Fintech-provided Paycheck Protection Program loans were “highly suspicious” at nearly five times the rate of loans from traditional lenders, and included billions of dollars in fraudulent loans.
Those findings were part of a University of Texas report developed by Department of Finance professors John M. Griffin, Samuel Kruger and Prateek Mahajan. Fintech-provided loans were initially a small share of PPP loans when the initiative began in April 2020, but gradually increased. According to the Federal Reserve Bank of New York, during the first wave of PPP funding, fintechs made less than 4 percent of loans, totaling less than 2 percent of money approved, compared to 91 percent and 96 percent, respectively for banks, partially reflecting delayed Small Business Administration authorizations for fintechs as SBA lenders. As more fintechs were approved as PPP lenders, their lending share increased to more than 10 percent of loan amounts and 20 percent by number of loans in the second wave.
The University of Texas professors found that more than 1.8 million questionable fintech-provided loans were provided overall, representing $76 billion in capital or nearly 10 percent of the total $780 billion program. According to the report, 13 out of 20 fintech lenders had above-average rates of suspicious loans, and the 10 lenders with the most suspicious loans — nine fintechs — had at least 28.7 percent of their loans implicated compared to the overall average of 17.3 percent. Fintech loans were 2.7 times as likely as traditional banks to have at least one primary indicator of misreporting.
According to the New York Fed, fintechs have become important lenders to small businesses, especially in places where banks have pulled out. Compared to banks, fintech lenders might be more efficient in processing applications and more likely to lend to underserved businesses that are unable to borrow from banks. Just one in three small employers that applied to a fintech lender had worked with that lender before. Those borrowers had fewer employees, lower credit scores, greater difficulty in accessing PPP credit and were more likely to be Black-owned and have reduced their workforce: Approximately one-in-four Black-owned firms applied to fintech lenders, more than twice the rate of white-, Asian- and Hispanic-owned firms.
“These findings highlight the large costs of low oversight and lack of sufficient negative ramifications to borrowers and lenders for poor lending practices in the PPP,” the University of Texas report stated.

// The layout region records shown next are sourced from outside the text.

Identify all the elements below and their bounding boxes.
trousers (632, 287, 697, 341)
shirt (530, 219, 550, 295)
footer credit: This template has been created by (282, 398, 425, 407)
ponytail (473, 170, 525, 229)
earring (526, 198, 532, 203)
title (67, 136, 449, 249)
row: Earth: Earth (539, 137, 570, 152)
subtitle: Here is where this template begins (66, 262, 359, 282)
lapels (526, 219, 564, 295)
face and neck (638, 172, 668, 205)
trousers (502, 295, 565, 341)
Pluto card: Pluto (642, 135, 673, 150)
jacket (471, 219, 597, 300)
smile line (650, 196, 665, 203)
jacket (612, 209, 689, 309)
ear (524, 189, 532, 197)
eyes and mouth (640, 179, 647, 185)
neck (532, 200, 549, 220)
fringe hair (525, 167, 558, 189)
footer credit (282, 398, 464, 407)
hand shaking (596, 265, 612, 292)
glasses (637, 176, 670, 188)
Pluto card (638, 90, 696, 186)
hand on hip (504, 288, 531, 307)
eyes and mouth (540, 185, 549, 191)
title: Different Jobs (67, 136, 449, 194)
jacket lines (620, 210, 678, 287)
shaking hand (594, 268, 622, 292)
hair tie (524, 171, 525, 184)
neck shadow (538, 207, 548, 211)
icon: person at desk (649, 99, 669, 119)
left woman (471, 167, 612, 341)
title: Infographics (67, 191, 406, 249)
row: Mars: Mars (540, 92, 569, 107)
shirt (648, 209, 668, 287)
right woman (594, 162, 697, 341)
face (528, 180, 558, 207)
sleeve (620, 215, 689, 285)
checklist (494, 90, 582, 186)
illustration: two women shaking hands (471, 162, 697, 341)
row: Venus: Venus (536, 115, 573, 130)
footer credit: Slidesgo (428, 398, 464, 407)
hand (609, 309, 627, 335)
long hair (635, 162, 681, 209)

However, there has been pushback to the report: As reported in USA Today, Capital Plus Chief Operating Officer Greg Jacobson called the study “grossly inaccurate, and filled with bad assumptions and bad data.”
“We think the report’s loan count was inflated by more than 20 percent, and that includes a large portion of loans we eventually caught with our additional due diligence,” Jacobson said. “We weren’t supposed to go around checking business registrations. The only reason you’d do that is if you believe you’ve been provided something that’s inaccurate.”

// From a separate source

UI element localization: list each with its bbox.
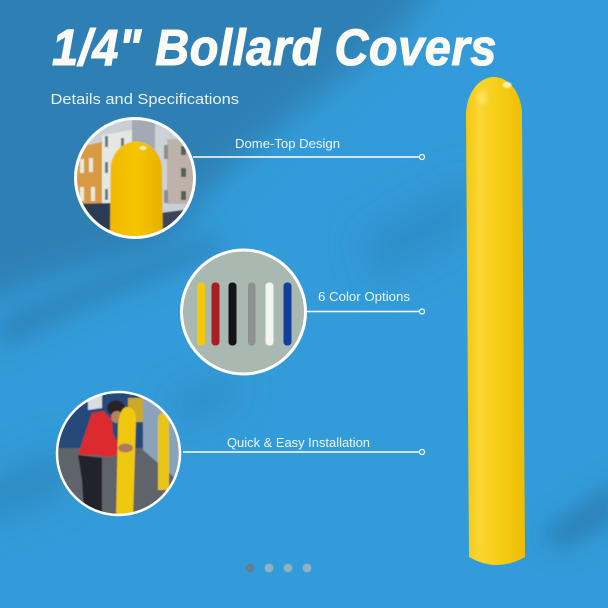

However, Consumer Bankers Association President and CEO Richard Hunt said the study “reinforced the immediate need for policymakers to ensure all market participants, including fintechs, are held to the same broad oversight requirements as traditional banks. As CBA and many others have repeatedly warned, failure to act threatens the safety and soundness of the financial system and the high level of protection consumers deserve.”